On peut donc se demander si Jung n’exagère pas, et pourquoi il dramatise autant dans ce Livre rouge qu’il ne laisse pas publier de son vivant. Sommes-nous plus avancés aujourd’hui et n’avons-nous pas déjà intégré depuis un peu ce qui se présentait à lui avec beaucoup de violence ? Le contexte actuel peut il être rapproché de celui du début du XXéme siècle, avant le début de l’effondrement de la société européenne ? Les choses vont-elles mieux ?
Après avoir supposé que les vocations à vivre l’individuation, telle que Jung commence à en préciser les lignes de force dans le Livre, étaient plus nombreuses, on se demandera donc si le chemin qui y mène (à celle-ci) s’accompagne forcément de l’effroi que lui a connu ; si cette individuation doit forcément prendre des formes aussi inquiétantes que celles qu’il a décrites ?
Le Livre Rouge, sauf le respect que l’on doit à son auteur, est souvent confus.

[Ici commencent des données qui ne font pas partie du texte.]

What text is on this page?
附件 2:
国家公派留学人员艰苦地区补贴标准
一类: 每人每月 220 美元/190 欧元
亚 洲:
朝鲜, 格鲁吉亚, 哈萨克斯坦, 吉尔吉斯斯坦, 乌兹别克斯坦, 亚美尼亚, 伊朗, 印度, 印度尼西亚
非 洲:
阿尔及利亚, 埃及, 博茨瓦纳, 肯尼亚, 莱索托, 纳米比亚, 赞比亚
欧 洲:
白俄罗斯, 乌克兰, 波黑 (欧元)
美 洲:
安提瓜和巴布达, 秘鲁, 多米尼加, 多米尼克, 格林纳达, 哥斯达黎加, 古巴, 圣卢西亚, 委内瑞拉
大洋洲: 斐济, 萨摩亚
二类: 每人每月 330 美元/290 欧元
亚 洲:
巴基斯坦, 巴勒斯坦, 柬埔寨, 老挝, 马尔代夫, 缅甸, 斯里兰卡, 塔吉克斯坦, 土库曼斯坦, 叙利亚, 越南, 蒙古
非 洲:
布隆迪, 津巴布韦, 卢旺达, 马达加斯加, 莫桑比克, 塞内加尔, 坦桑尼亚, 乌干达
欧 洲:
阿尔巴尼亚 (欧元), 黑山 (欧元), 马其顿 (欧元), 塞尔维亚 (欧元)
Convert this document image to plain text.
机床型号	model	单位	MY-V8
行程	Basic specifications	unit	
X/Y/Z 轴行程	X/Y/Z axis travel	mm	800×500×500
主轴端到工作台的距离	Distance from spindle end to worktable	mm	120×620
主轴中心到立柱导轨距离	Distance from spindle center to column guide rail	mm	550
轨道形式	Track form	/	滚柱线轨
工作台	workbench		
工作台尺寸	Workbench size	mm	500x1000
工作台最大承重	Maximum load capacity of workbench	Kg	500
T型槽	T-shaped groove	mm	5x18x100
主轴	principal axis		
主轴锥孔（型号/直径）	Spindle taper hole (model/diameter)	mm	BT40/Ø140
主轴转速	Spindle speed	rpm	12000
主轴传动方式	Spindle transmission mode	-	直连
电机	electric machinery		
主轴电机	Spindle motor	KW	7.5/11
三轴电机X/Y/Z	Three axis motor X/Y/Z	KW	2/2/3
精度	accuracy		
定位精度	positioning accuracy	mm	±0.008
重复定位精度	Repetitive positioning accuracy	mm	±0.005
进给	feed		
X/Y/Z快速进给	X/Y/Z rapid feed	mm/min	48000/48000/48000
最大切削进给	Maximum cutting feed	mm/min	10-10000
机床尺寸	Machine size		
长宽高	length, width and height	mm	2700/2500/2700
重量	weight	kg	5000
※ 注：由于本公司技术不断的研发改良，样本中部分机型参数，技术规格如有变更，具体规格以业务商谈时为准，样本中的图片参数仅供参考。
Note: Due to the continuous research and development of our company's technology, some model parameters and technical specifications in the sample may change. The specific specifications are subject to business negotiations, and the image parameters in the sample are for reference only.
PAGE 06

Il est plein d’emphase, souvent péremptoire, imagination active oblige. Plus que déroutant parfois. On pourrait dire que l’inconscient ne ménage pas ses effets. Les voies de la providence comme les voix des bienveillantes sont assurément toujours déroutantes pour l’homme moyen, ordinaire, sensible, bref pour tout un chacun.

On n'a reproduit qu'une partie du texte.